Die Gärten im Kriege
    1939
    U nter den vielen in Europa, die das triste Privileg haben, nun schon den Zweiten Weltkrieg mit wachen Sinnen mitzumachen, ist mir noch das Besondere vorbehalten gewesen, jeden dieser Kriege von einer anderen Front zu sehen. Den Ersten sah ich von Deutschland, von Österreich aus, den Zweiten von England. Darum wird mir Beobachten unwillkürlich zum ständigen Vergleich, einem Vergleich nicht nur der Konstellation beider Kriege, sondern auch der beiden Völker im Kriege.

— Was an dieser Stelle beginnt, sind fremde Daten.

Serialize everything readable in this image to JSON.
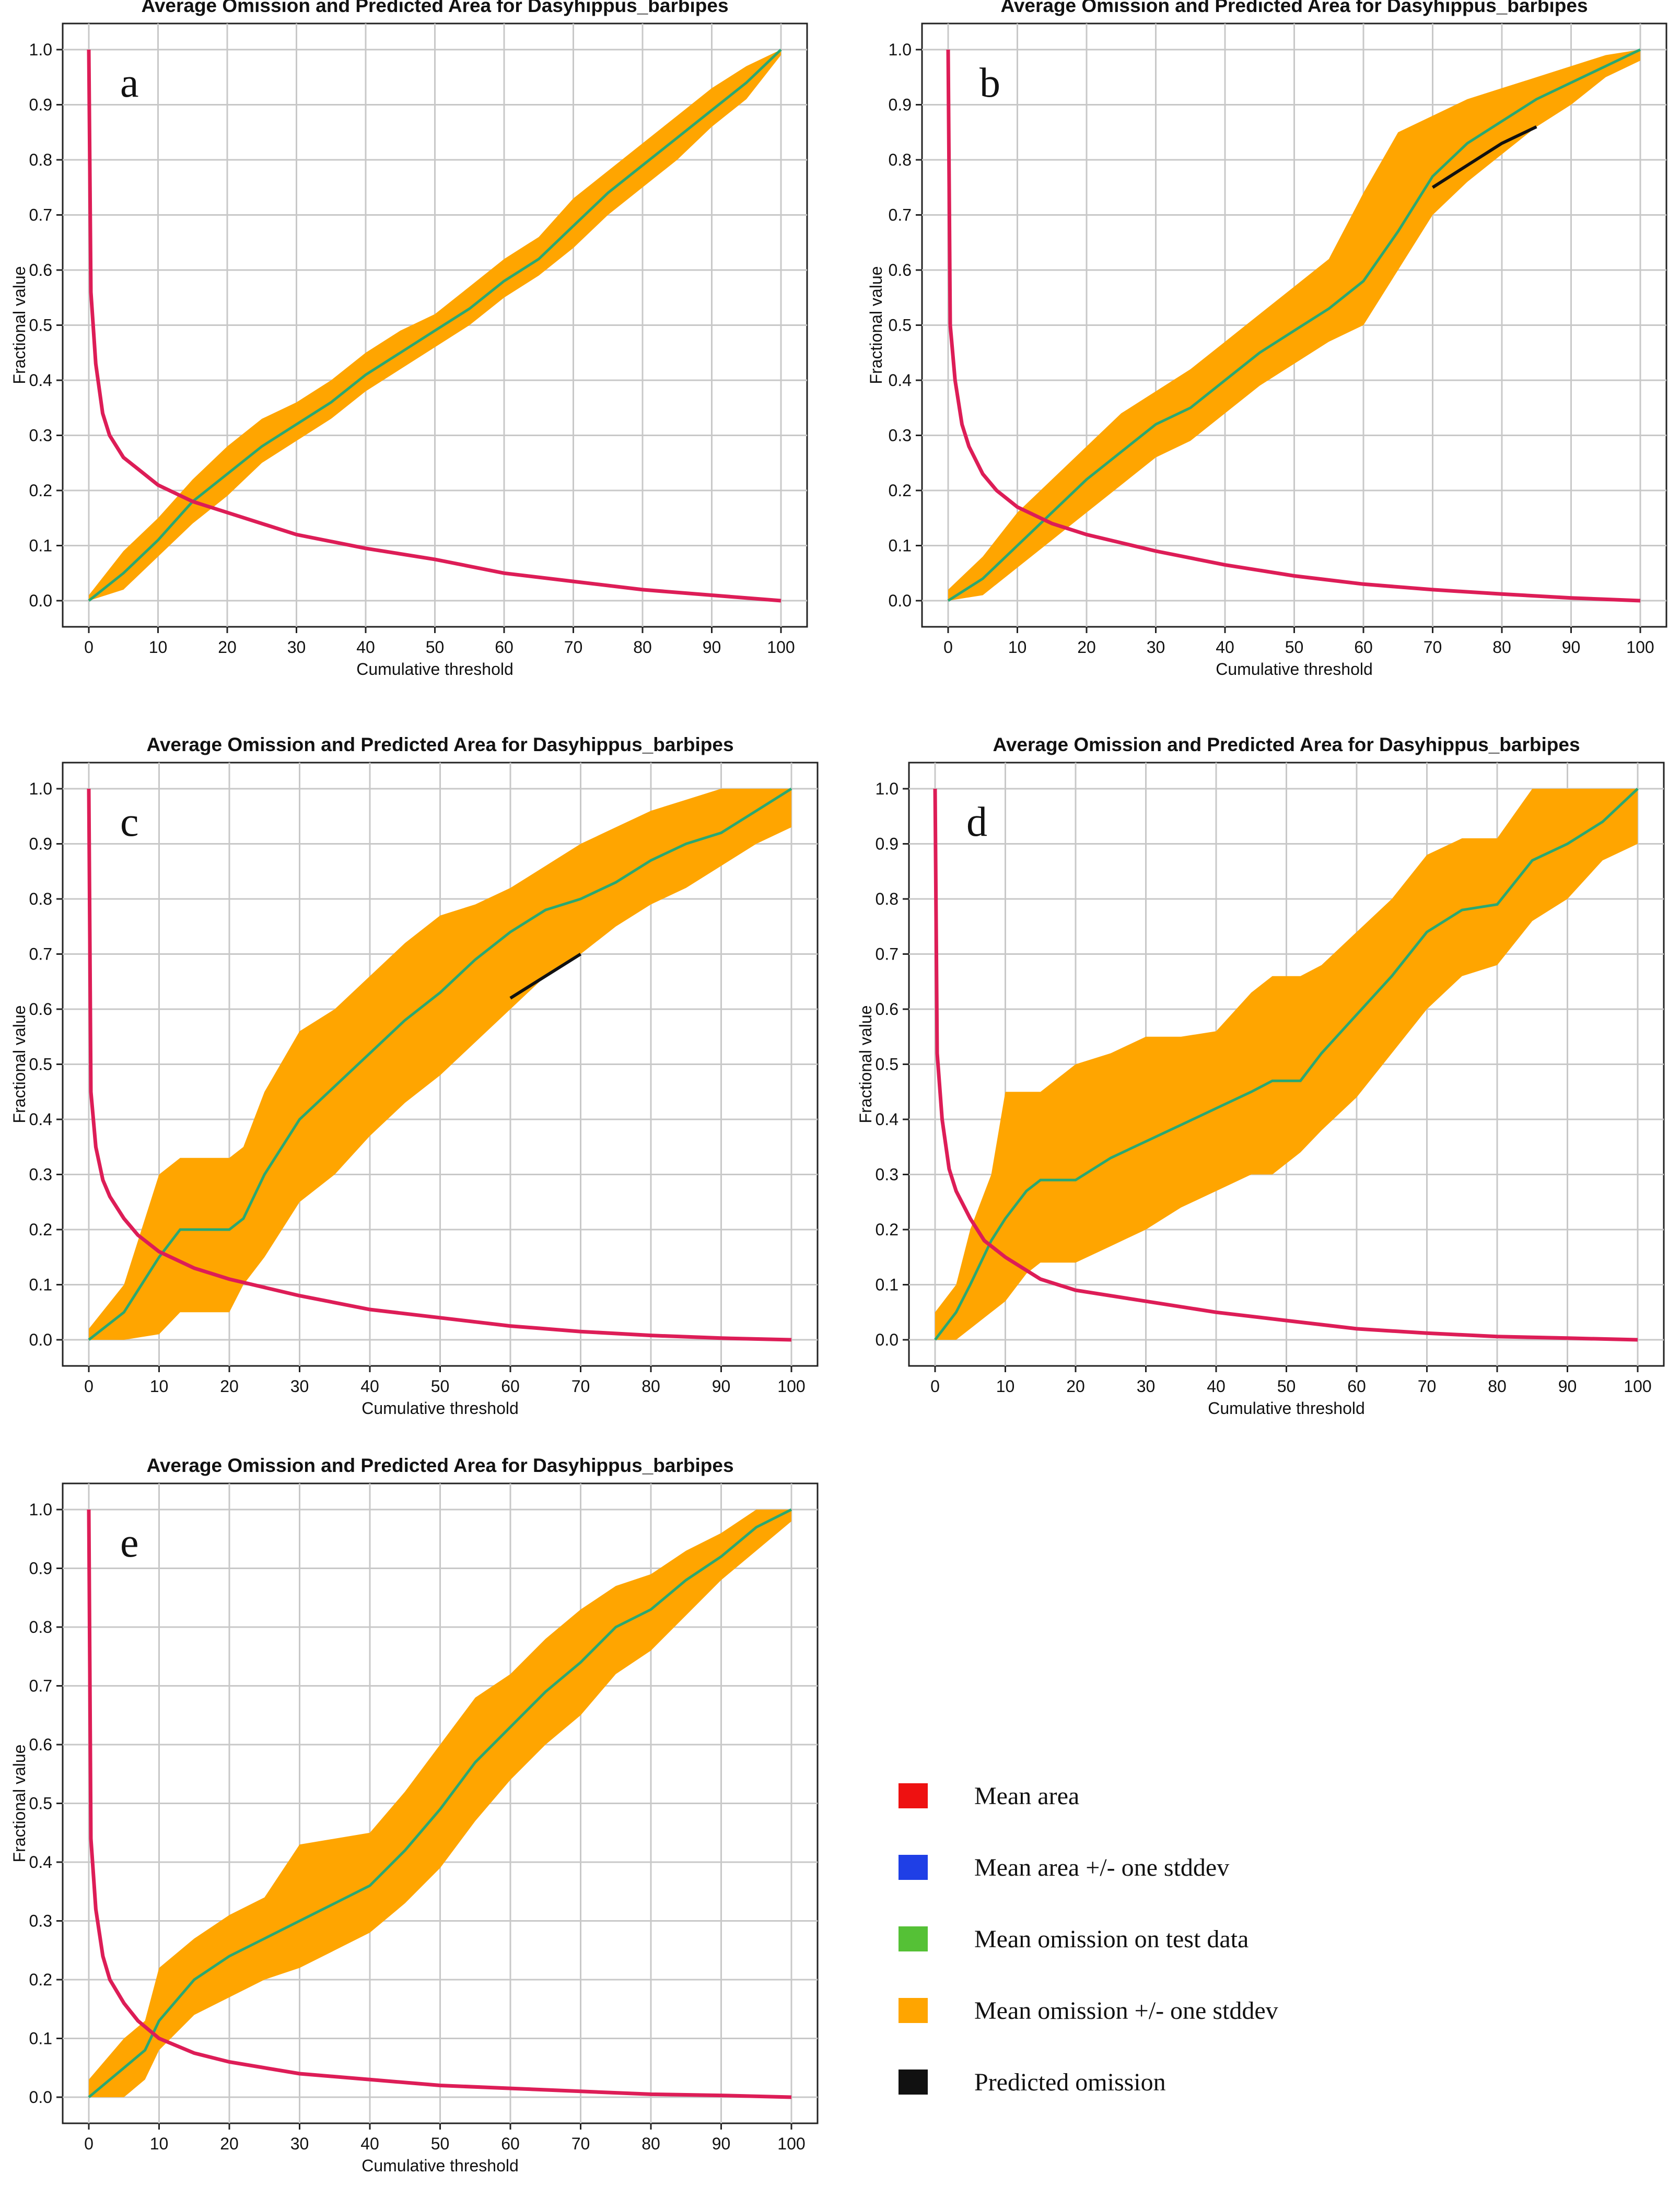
{
  "legend": {
    "items": [
      {
        "label": "Mean area",
        "color": "#ee1111"
      },
      {
        "label": "Mean area +/- one stddev",
        "color": "#1f3fe6"
      },
      {
        "label": "Mean omission on test data",
        "color": "#55c136"
      },
      {
        "label": "Mean omission +/- one stddev",
        "color": "#ffa500"
      },
      {
        "label": "Predicted omission",
        "color": "#111111"
      }
    ]
  },
  "colors": {
    "mean_area_line": "#dd1d57",
    "mean_omission_line": "#2aa872",
    "omission_band": "#ffa500",
    "predicted_omission": "#111111",
    "grid": "#c8c8c8"
  },
  "chart_data": [
    {
      "panel": "a",
      "type": "line",
      "title": "Average Omission and Predicted Area for Dasyhippus_barbipes",
      "xlabel": "Cumulative threshold",
      "ylabel": "Fractional value",
      "xlim": [
        0,
        100
      ],
      "ylim": [
        0,
        1
      ],
      "xticks": [
        "0",
        "10",
        "20",
        "30",
        "40",
        "50",
        "60",
        "70",
        "80",
        "90",
        "100"
      ],
      "yticks": [
        "0.0",
        "0.1",
        "0.2",
        "0.3",
        "0.4",
        "0.5",
        "0.6",
        "0.7",
        "0.8",
        "0.9",
        "1.0"
      ],
      "grid": true,
      "series": [
        {
          "name": "Mean omission on test data",
          "x": [
            0,
            5,
            10,
            15,
            20,
            25,
            30,
            35,
            40,
            45,
            50,
            55,
            60,
            65,
            70,
            75,
            80,
            85,
            90,
            95,
            100
          ],
          "y": [
            0,
            0.05,
            0.11,
            0.18,
            0.23,
            0.28,
            0.32,
            0.36,
            0.41,
            0.45,
            0.49,
            0.53,
            0.58,
            0.62,
            0.68,
            0.74,
            0.79,
            0.84,
            0.89,
            0.94,
            1.0
          ]
        },
        {
          "name": "Mean omission +/- one stddev",
          "x": [
            0,
            5,
            10,
            15,
            20,
            25,
            30,
            35,
            40,
            45,
            50,
            55,
            60,
            65,
            70,
            75,
            80,
            85,
            90,
            95,
            100
          ],
          "lower": [
            0,
            0.02,
            0.08,
            0.14,
            0.19,
            0.25,
            0.29,
            0.33,
            0.38,
            0.42,
            0.46,
            0.5,
            0.55,
            0.59,
            0.64,
            0.7,
            0.75,
            0.8,
            0.86,
            0.91,
            0.99
          ],
          "upper": [
            0.01,
            0.09,
            0.15,
            0.22,
            0.28,
            0.33,
            0.36,
            0.4,
            0.45,
            0.49,
            0.52,
            0.57,
            0.62,
            0.66,
            0.73,
            0.78,
            0.83,
            0.88,
            0.93,
            0.97,
            1.0
          ]
        },
        {
          "name": "Mean area",
          "x": [
            0,
            0.3,
            1,
            2,
            3,
            5,
            7,
            10,
            15,
            20,
            30,
            40,
            50,
            60,
            70,
            80,
            90,
            100
          ],
          "y": [
            1.0,
            0.56,
            0.43,
            0.34,
            0.3,
            0.26,
            0.24,
            0.21,
            0.18,
            0.16,
            0.12,
            0.095,
            0.075,
            0.05,
            0.035,
            0.02,
            0.01,
            0
          ]
        }
      ]
    },
    {
      "panel": "b",
      "type": "line",
      "title": "Average Omission and Predicted Area for Dasyhippus_barbipes",
      "xlabel": "Cumulative threshold",
      "ylabel": "Fractional value",
      "xlim": [
        0,
        100
      ],
      "ylim": [
        0,
        1
      ],
      "xticks": [
        "0",
        "10",
        "20",
        "30",
        "40",
        "50",
        "60",
        "70",
        "80",
        "90",
        "100"
      ],
      "yticks": [
        "0.0",
        "0.1",
        "0.2",
        "0.3",
        "0.4",
        "0.5",
        "0.6",
        "0.7",
        "0.8",
        "0.9",
        "1.0"
      ],
      "grid": true,
      "series": [
        {
          "name": "Mean omission on test data",
          "x": [
            0,
            5,
            10,
            15,
            20,
            25,
            30,
            35,
            40,
            45,
            50,
            55,
            60,
            65,
            70,
            75,
            80,
            85,
            90,
            95,
            100
          ],
          "y": [
            0,
            0.04,
            0.1,
            0.16,
            0.22,
            0.27,
            0.32,
            0.35,
            0.4,
            0.45,
            0.49,
            0.53,
            0.58,
            0.67,
            0.77,
            0.83,
            0.87,
            0.91,
            0.94,
            0.97,
            1.0
          ]
        },
        {
          "name": "Mean omission +/- one stddev",
          "x": [
            0,
            5,
            10,
            15,
            20,
            25,
            30,
            35,
            40,
            45,
            50,
            55,
            60,
            65,
            70,
            75,
            80,
            85,
            90,
            95,
            100
          ],
          "lower": [
            0,
            0.01,
            0.06,
            0.11,
            0.16,
            0.21,
            0.26,
            0.29,
            0.34,
            0.39,
            0.43,
            0.47,
            0.5,
            0.6,
            0.7,
            0.76,
            0.81,
            0.86,
            0.9,
            0.95,
            0.98
          ],
          "upper": [
            0.02,
            0.08,
            0.16,
            0.22,
            0.28,
            0.34,
            0.38,
            0.42,
            0.47,
            0.52,
            0.57,
            0.62,
            0.74,
            0.85,
            0.88,
            0.91,
            0.93,
            0.95,
            0.97,
            0.99,
            1.0
          ]
        },
        {
          "name": "Predicted omission",
          "x": [
            70,
            75,
            80,
            85
          ],
          "y": [
            0.75,
            0.79,
            0.83,
            0.86
          ]
        },
        {
          "name": "Mean area",
          "x": [
            0,
            0.3,
            1,
            2,
            3,
            5,
            7,
            10,
            15,
            20,
            30,
            40,
            50,
            60,
            70,
            80,
            90,
            100
          ],
          "y": [
            1.0,
            0.5,
            0.4,
            0.32,
            0.28,
            0.23,
            0.2,
            0.17,
            0.14,
            0.12,
            0.09,
            0.065,
            0.045,
            0.03,
            0.02,
            0.012,
            0.005,
            0
          ]
        }
      ]
    },
    {
      "panel": "c",
      "type": "line",
      "title": "Average Omission and Predicted Area for Dasyhippus_barbipes",
      "xlabel": "Cumulative threshold",
      "ylabel": "Fractional value",
      "xlim": [
        0,
        100
      ],
      "ylim": [
        0,
        1
      ],
      "xticks": [
        "0",
        "10",
        "20",
        "30",
        "40",
        "50",
        "60",
        "70",
        "80",
        "90",
        "100"
      ],
      "yticks": [
        "0.0",
        "0.1",
        "0.2",
        "0.3",
        "0.4",
        "0.5",
        "0.6",
        "0.7",
        "0.8",
        "0.9",
        "1.0"
      ],
      "grid": true,
      "series": [
        {
          "name": "Mean omission on test data",
          "x": [
            0,
            5,
            10,
            13,
            15,
            20,
            22,
            25,
            30,
            35,
            40,
            45,
            50,
            55,
            60,
            65,
            70,
            75,
            80,
            85,
            90,
            95,
            100
          ],
          "y": [
            0,
            0.05,
            0.15,
            0.2,
            0.2,
            0.2,
            0.22,
            0.3,
            0.4,
            0.46,
            0.52,
            0.58,
            0.63,
            0.69,
            0.74,
            0.78,
            0.8,
            0.83,
            0.87,
            0.9,
            0.92,
            0.96,
            1.0
          ]
        },
        {
          "name": "Mean omission +/- one stddev",
          "x": [
            0,
            5,
            10,
            13,
            15,
            20,
            22,
            25,
            30,
            35,
            40,
            45,
            50,
            55,
            60,
            65,
            70,
            75,
            80,
            85,
            90,
            95,
            100
          ],
          "lower": [
            0,
            0,
            0.01,
            0.05,
            0.05,
            0.05,
            0.1,
            0.15,
            0.25,
            0.3,
            0.37,
            0.43,
            0.48,
            0.54,
            0.6,
            0.66,
            0.7,
            0.75,
            0.79,
            0.82,
            0.86,
            0.9,
            0.93
          ],
          "upper": [
            0.02,
            0.1,
            0.3,
            0.33,
            0.33,
            0.33,
            0.35,
            0.45,
            0.56,
            0.6,
            0.66,
            0.72,
            0.77,
            0.79,
            0.82,
            0.86,
            0.9,
            0.93,
            0.96,
            0.98,
            1.0,
            1.0,
            1.0
          ]
        },
        {
          "name": "Predicted omission",
          "x": [
            60,
            65,
            70
          ],
          "y": [
            0.62,
            0.66,
            0.7
          ]
        },
        {
          "name": "Mean area",
          "x": [
            0,
            0.3,
            1,
            2,
            3,
            5,
            7,
            10,
            15,
            20,
            30,
            40,
            50,
            60,
            70,
            80,
            90,
            100
          ],
          "y": [
            1.0,
            0.45,
            0.35,
            0.29,
            0.26,
            0.22,
            0.19,
            0.16,
            0.13,
            0.11,
            0.08,
            0.055,
            0.04,
            0.025,
            0.015,
            0.008,
            0.003,
            0
          ]
        }
      ]
    },
    {
      "panel": "d",
      "type": "line",
      "title": "Average Omission and Predicted Area for Dasyhippus_barbipes",
      "xlabel": "Cumulative threshold",
      "ylabel": "Fractional value",
      "xlim": [
        0,
        100
      ],
      "ylim": [
        0,
        1
      ],
      "xticks": [
        "0",
        "10",
        "20",
        "30",
        "40",
        "50",
        "60",
        "70",
        "80",
        "90",
        "100"
      ],
      "yticks": [
        "0.0",
        "0.1",
        "0.2",
        "0.3",
        "0.4",
        "0.5",
        "0.6",
        "0.7",
        "0.8",
        "0.9",
        "1.0"
      ],
      "grid": true,
      "series": [
        {
          "name": "Mean omission on test data",
          "x": [
            0,
            3,
            5,
            8,
            10,
            13,
            15,
            20,
            25,
            30,
            35,
            40,
            45,
            48,
            52,
            55,
            60,
            65,
            70,
            75,
            80,
            85,
            90,
            95,
            100
          ],
          "y": [
            0,
            0.05,
            0.1,
            0.18,
            0.22,
            0.27,
            0.29,
            0.29,
            0.33,
            0.36,
            0.39,
            0.42,
            0.45,
            0.47,
            0.47,
            0.52,
            0.59,
            0.66,
            0.74,
            0.78,
            0.79,
            0.87,
            0.9,
            0.94,
            1.0
          ]
        },
        {
          "name": "Mean omission +/- one stddev",
          "x": [
            0,
            3,
            5,
            8,
            10,
            13,
            15,
            20,
            25,
            30,
            35,
            40,
            45,
            48,
            52,
            55,
            60,
            65,
            70,
            75,
            80,
            85,
            90,
            95,
            100
          ],
          "lower": [
            0,
            0,
            0.02,
            0.05,
            0.07,
            0.12,
            0.14,
            0.14,
            0.17,
            0.2,
            0.24,
            0.27,
            0.3,
            0.3,
            0.34,
            0.38,
            0.44,
            0.52,
            0.6,
            0.66,
            0.68,
            0.76,
            0.8,
            0.87,
            0.9
          ],
          "upper": [
            0.05,
            0.1,
            0.2,
            0.3,
            0.45,
            0.45,
            0.45,
            0.5,
            0.52,
            0.55,
            0.55,
            0.56,
            0.63,
            0.66,
            0.66,
            0.68,
            0.74,
            0.8,
            0.88,
            0.91,
            0.91,
            1.0,
            1.0,
            1.0,
            1.0
          ]
        },
        {
          "name": "Mean area",
          "x": [
            0,
            0.3,
            1,
            2,
            3,
            5,
            7,
            10,
            15,
            20,
            30,
            40,
            50,
            60,
            70,
            80,
            90,
            100
          ],
          "y": [
            1.0,
            0.52,
            0.4,
            0.31,
            0.27,
            0.22,
            0.18,
            0.15,
            0.11,
            0.09,
            0.07,
            0.05,
            0.035,
            0.02,
            0.012,
            0.006,
            0.003,
            0
          ]
        }
      ]
    },
    {
      "panel": "e",
      "type": "line",
      "title": "Average Omission and Predicted Area for Dasyhippus_barbipes",
      "xlabel": "Cumulative threshold",
      "ylabel": "Fractional value",
      "xlim": [
        0,
        100
      ],
      "ylim": [
        0,
        1
      ],
      "xticks": [
        "0",
        "10",
        "20",
        "30",
        "40",
        "50",
        "60",
        "70",
        "80",
        "90",
        "100"
      ],
      "yticks": [
        "0.0",
        "0.1",
        "0.2",
        "0.3",
        "0.4",
        "0.5",
        "0.6",
        "0.7",
        "0.8",
        "0.9",
        "1.0"
      ],
      "grid": true,
      "series": [
        {
          "name": "Mean omission on test data",
          "x": [
            0,
            5,
            8,
            10,
            15,
            20,
            25,
            30,
            35,
            40,
            45,
            50,
            55,
            60,
            65,
            70,
            75,
            80,
            85,
            90,
            95,
            100
          ],
          "y": [
            0,
            0.05,
            0.08,
            0.13,
            0.2,
            0.24,
            0.27,
            0.3,
            0.33,
            0.36,
            0.42,
            0.49,
            0.57,
            0.63,
            0.69,
            0.74,
            0.8,
            0.83,
            0.88,
            0.92,
            0.97,
            1.0
          ]
        },
        {
          "name": "Mean omission +/- one stddev",
          "x": [
            0,
            5,
            8,
            10,
            15,
            20,
            25,
            30,
            35,
            40,
            45,
            50,
            55,
            60,
            65,
            70,
            75,
            80,
            85,
            90,
            95,
            100
          ],
          "lower": [
            0,
            0,
            0.03,
            0.08,
            0.14,
            0.17,
            0.2,
            0.22,
            0.25,
            0.28,
            0.33,
            0.39,
            0.47,
            0.54,
            0.6,
            0.65,
            0.72,
            0.76,
            0.82,
            0.88,
            0.93,
            0.98
          ],
          "upper": [
            0.03,
            0.1,
            0.13,
            0.22,
            0.27,
            0.31,
            0.34,
            0.43,
            0.44,
            0.45,
            0.52,
            0.6,
            0.68,
            0.72,
            0.78,
            0.83,
            0.87,
            0.89,
            0.93,
            0.96,
            1.0,
            1.0
          ]
        },
        {
          "name": "Mean area",
          "x": [
            0,
            0.3,
            1,
            2,
            3,
            5,
            7,
            10,
            15,
            20,
            30,
            40,
            50,
            60,
            70,
            80,
            90,
            100
          ],
          "y": [
            1.0,
            0.44,
            0.32,
            0.24,
            0.2,
            0.16,
            0.13,
            0.1,
            0.075,
            0.06,
            0.04,
            0.03,
            0.02,
            0.015,
            0.01,
            0.005,
            0.003,
            0
          ]
        }
      ]
    }
  ],
  "panel_letters": [
    "a",
    "b",
    "c",
    "d",
    "e"
  ]
}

    Die immense Verschiedenheit empfand ich schon am ersten Tage. 1914 war die Kriegserklärung in Wien ein Rausch, eine Ekstase. Man hatte den Krieg nur aus Büchern gekannt, man hatte ihn nie mehr für möglich gehalten in einer zivilisierten Zeit. Nun war er plötzlich da, und weil man nicht wußte, wie grausam, wie mörderisch er sein würde, erregte sich die jäh aufgepeitschte Phantasie kindlich-neugierig daran wie an einem romantischen Abenteuer. Ungeheure Massen strömten aus den Häusern, den Geschäften auf die Straßen, formten sich zu begeisterten Kolonnen; plötzlich waren Fahnen da, man wußte nicht woher, und Musik, man sang in Chören, man jauchzte und jubelte, ohne recht zu wissen, warum. Die jungen Leute stauten sich vor den Ämtern, um sich zu melden; sie hatten nur die eine Angst, sie könnten zu spät aufgerufen werden und das große Abenteuer versäumen. Und vor allem: jeder hatte das Bedürfnis zu sprechen, über das zu sprechen, was alle gemeinsam erregte. Fremde redeten sich an auf den Straßen, in den Ämtern vergaß man das Amt, in den Geschäften das Geschäft, man telephonierte sich ununterbrochen, von Haus zu Haus, um die innere Spannung im Wort zu entladen, die Restaurants, die Kaffeehäuser Wiens waren wochenlang voll bis tief in die Nacht von diskutierenden, von exaltierten, nervösen, aber immer schwätzenden und schwätzenden Menschen, jeder einzelne ein Stratege, ein Nationalökonom, ein Prophet.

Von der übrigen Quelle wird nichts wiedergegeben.